Анна Вологжанина: Да, я познакомилась с ним, когда я на 5-м курсе приехала в Москву делать свой диплом сюда. И теперь мы работаем в одной лаборатории вместе.

Наталия Миропольская: Такое тоже очень часто бывает в науке – очень много пар на рабочих местах.

Маргарита Ремизова: Если это, конечно, законодательно не запрещено. В Швейцарии, например, не могут жена и муж работать в одном учреждении.

Тамара Ляленкова: Можно сделать такой вывод, что достаточно свободно времени остается для личной жизни. Ольга, Маша, как-то это влияло на ваши планы, связанные с тем, когда заводить детей? Вы строили какие-то в зависимости от своей научной работы семейные, личные планы?

Ольга Булавченко: Как-то ко мне решение выйти замуж и родить ребенка пришло, наверное, ближе к 30, после диссертации.

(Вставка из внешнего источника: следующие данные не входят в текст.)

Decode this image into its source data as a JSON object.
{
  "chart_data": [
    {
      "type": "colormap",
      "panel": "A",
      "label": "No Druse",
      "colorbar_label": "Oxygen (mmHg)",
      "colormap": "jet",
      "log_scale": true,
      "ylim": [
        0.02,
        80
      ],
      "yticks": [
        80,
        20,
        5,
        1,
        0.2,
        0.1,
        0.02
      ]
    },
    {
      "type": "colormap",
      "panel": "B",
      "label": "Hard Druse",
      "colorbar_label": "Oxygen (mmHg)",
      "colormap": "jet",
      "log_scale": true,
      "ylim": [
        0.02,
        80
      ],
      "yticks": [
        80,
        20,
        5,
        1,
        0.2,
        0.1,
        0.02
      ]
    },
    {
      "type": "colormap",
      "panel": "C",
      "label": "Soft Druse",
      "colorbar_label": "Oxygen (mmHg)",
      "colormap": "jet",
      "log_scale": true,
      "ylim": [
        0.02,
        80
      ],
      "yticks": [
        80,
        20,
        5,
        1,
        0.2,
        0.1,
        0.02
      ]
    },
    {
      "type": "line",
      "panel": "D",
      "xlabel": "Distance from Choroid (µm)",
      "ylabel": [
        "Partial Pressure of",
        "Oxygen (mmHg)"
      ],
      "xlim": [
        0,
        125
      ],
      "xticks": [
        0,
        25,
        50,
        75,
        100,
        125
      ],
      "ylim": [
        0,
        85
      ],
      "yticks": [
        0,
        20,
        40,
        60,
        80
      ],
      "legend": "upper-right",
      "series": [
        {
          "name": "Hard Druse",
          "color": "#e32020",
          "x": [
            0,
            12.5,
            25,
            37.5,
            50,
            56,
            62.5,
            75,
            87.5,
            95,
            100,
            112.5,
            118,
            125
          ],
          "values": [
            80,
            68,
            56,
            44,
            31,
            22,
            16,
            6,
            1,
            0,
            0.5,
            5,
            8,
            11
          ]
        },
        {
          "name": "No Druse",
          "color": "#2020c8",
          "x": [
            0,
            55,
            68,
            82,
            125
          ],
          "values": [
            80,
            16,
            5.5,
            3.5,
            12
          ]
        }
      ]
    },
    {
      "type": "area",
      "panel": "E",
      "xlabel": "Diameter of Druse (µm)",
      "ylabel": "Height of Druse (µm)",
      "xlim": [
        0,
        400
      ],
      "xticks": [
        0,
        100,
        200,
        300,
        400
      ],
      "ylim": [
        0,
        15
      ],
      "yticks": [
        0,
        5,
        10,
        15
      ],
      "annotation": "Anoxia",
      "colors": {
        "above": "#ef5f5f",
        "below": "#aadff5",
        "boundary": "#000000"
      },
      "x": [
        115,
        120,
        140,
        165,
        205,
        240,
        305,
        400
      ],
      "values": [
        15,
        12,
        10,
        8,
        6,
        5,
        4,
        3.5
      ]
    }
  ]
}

До этого я просто морально была не готова к этим явлениям жизни. С мужем мы знакомы с университета. Мы не учились вместе, мы учились в разных вузах, но познакомились во время обучения на 3-м курсе. Мы уже 11 лет вместе. Но таким толчком была защита, скорее всего, у меня.

Тамара Ляленкова: Это такая правдивая история научного сотрудника. Маша, как вы соотносите личную жизнь и какие-то научные перспективы?

Мария Борисова: Я еще во многом, наверное, ехала в Пущино от того, что мне хотелось уехать из Йошкар-Олы, чтобы сменить обстановку. Потому что, к сожалению, мой первый муж погиб. И поэтому, когда я уже приехала в Пущино, я очень долго не думала о том, чтобы выйти замуж. Да, я знакомилась, встречалась с молодыми людьми, но я не думала о том, чтобы выйти замуж, чтобы у меня появились дети. Но потом я познакомилась с парнем. Он археолог в соседнем институте. Очень долго мы с ним дружили. И долго не планировали заводить семью. И уже только после того как я вернулась из Франции в 2010 году, я, наверное, там осознала, что это, видимо, мой человек, с которым я должна остаться. Я вернулась, и после этого мы стали планировать. Сейчас у нас две девочки-двойняшки. Им по два года.

Тамара Ляленкова: У многих стипендиатов этого года L'OREAL- UNESCO маленькие дети. Кто-то как раз не смог прийти сегодня по этому поводу. Получается, что научная карьера для женщины не повод как-то свою личную жизнь тормозить, хотя она как-то с ней соотносится. Тем не менее, все-таки вопрос не такой простой – женщина в науке.